• Medientyp: E-Book; Dataset
  • Titel: Economic Distress, Community Context, and Intimate Violence in the United States, 1988 and 1994
  • Beteiligte: Benson, Michael L. [VerfasserIn]; Fox, Greer Litton [MitwirkendeR]
  • Erschienen: [Erscheinungsort nicht ermittelbar]: [Verlag nicht ermittelbar], 2002
  • Sprache: Englisch
  • DOI: 10.3886/ICPSR03410.v1
  • Identifikator:
  • Schlagwörter: battered women ; demographic characteristics ; domestic violence ; economic conditions ; households ; neighborhood conditions ; neighborhoods ; social indicators ; Forschungsdaten
  • Entstehung:
  • Anmerkungen:
  • Beschreibung: Because of their restricted access to financial resources, couples undergoing economic distress are more likely to live in disadvantaged neighborhoods than are financially well-off couples.

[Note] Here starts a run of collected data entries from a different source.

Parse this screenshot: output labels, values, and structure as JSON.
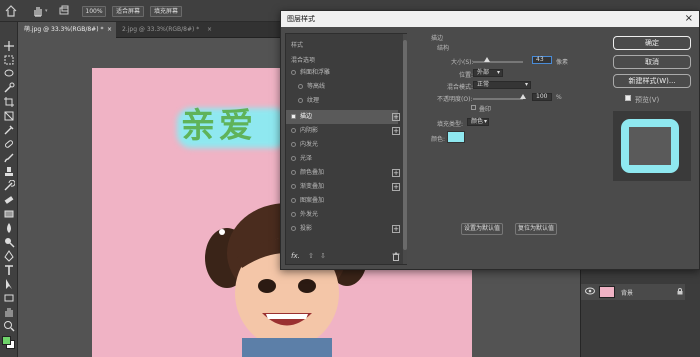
{
  "optbar": {
    "zoom_label": "100%",
    "fit_screen_label": "适合屏幕",
    "fill_screen_label": "填充屏幕"
  },
  "tabs": [
    {
      "label": "萌.jpg @ 33.3%(RGB/8#) *",
      "close": "×"
    },
    {
      "label": "2.jpg @ 33.3%(RGB/8#) *",
      "close": "×"
    }
  ],
  "dialog": {
    "title": "图层样式",
    "close": "×",
    "style_header": "样式",
    "blend_options": "混合选项",
    "items": [
      {
        "label": "斜面和浮雕",
        "plus": false
      },
      {
        "label": "等高线",
        "plus": false
      },
      {
        "label": "纹理",
        "plus": false
      },
      {
        "label": "描边",
        "plus": true,
        "selected": true,
        "checked": "✓"
      },
      {
        "label": "内阴影",
        "plus": true
      },
      {
        "label": "内发光",
        "plus": false
      },
      {
        "label": "光泽",
        "plus": false
      },
      {
        "label": "颜色叠加",
        "plus": true
      },
      {
        "label": "渐变叠加",
        "plus": true
      },
      {
        "label": "图案叠加",
        "plus": false
      },
      {
        "label": "外发光",
        "plus": false
      },
      {
        "label": "投影",
        "plus": true
      }
    ],
    "footer_fx": "fx.",
    "stroke": {
      "section": "描边",
      "structure": "结构",
      "size_label": "大小(S):",
      "size_value": "43",
      "size_unit": "像素",
      "position_label": "位置:",
      "position_value": "外部",
      "blend_label": "混合模式:",
      "blend_value": "正常",
      "opacity_label": "不透明度(O):",
      "opacity_value": "100",
      "opacity_unit": "%",
      "overprint_label": "叠印",
      "fill_type_label": "填充类型:",
      "fill_type_value": "颜色",
      "color_label": "颜色:",
      "stroke_color": "#8fe8f0",
      "set_default": "设置为默认值",
      "reset_default": "复位为默认值"
    },
    "buttons": {
      "ok": "确定",
      "cancel": "取消",
      "new_style": "新建样式(W)...",
      "preview": "预览(V)"
    }
  },
  "layers": {
    "layer_name": "背景"
  },
  "canvas": {
    "text": "亲爱",
    "text_colors": [
      "#5fb35a",
      "#e4507a"
    ],
    "glow_color": "#8fe8f0",
    "background_color": "#f0b3c5"
  },
  "colors": {
    "foreground": "#6fd36a",
    "background": "#ffffff"
  }
}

The link between individual economic distress and community-level economic disadvantage raises the possibility that these two conditions may combine or interact in important ways to influence the risk of intimate violence against women. This study examined whether the effect of economic distress on intimate violence was stronger in disadvantaged or advantaged neighborhoods or was unaffected by neighborhood conditions. This project was a secondary analysis of data drawn from Waves 1 and 2 of the National Survey of Families and Households (NSFH) and from the 1990 United States Census. From the NSFH, the researchers abstracted data on conflict and violence among couples, as well as data on their economic resources and well-being, the composition of the household in which the couple lived, and a large number of socio-demographic characteristics of the sample respondents. From the 1990 Census, the researchers abstracted tract-level data on the characteristics of the census tracts in which the NSFH respondents lived. Demographic information contains each respondent's race, sex, age, education, income, relationship status at Wave 1, marital status at Wave 1, cohabitation status, and number of children under 18. Using variables abstracted from both Wave 1 and Wave 2 of the NSFH and the 1990 Census, the researchers constructed new variables, including degree of financial worry and satisfaction for males and females, number of job strains, number of debts, changes in debts between Wave 1 and Wave 2, changes in income between Wave 1 and Wave 2, if there were drinking and drug problems in the household, if the female was injured, number of times the female was victimized, the seriousness of the violence, if the respondent at Wave 2 was still at the Wave 1 address, and levels of community disadvantage.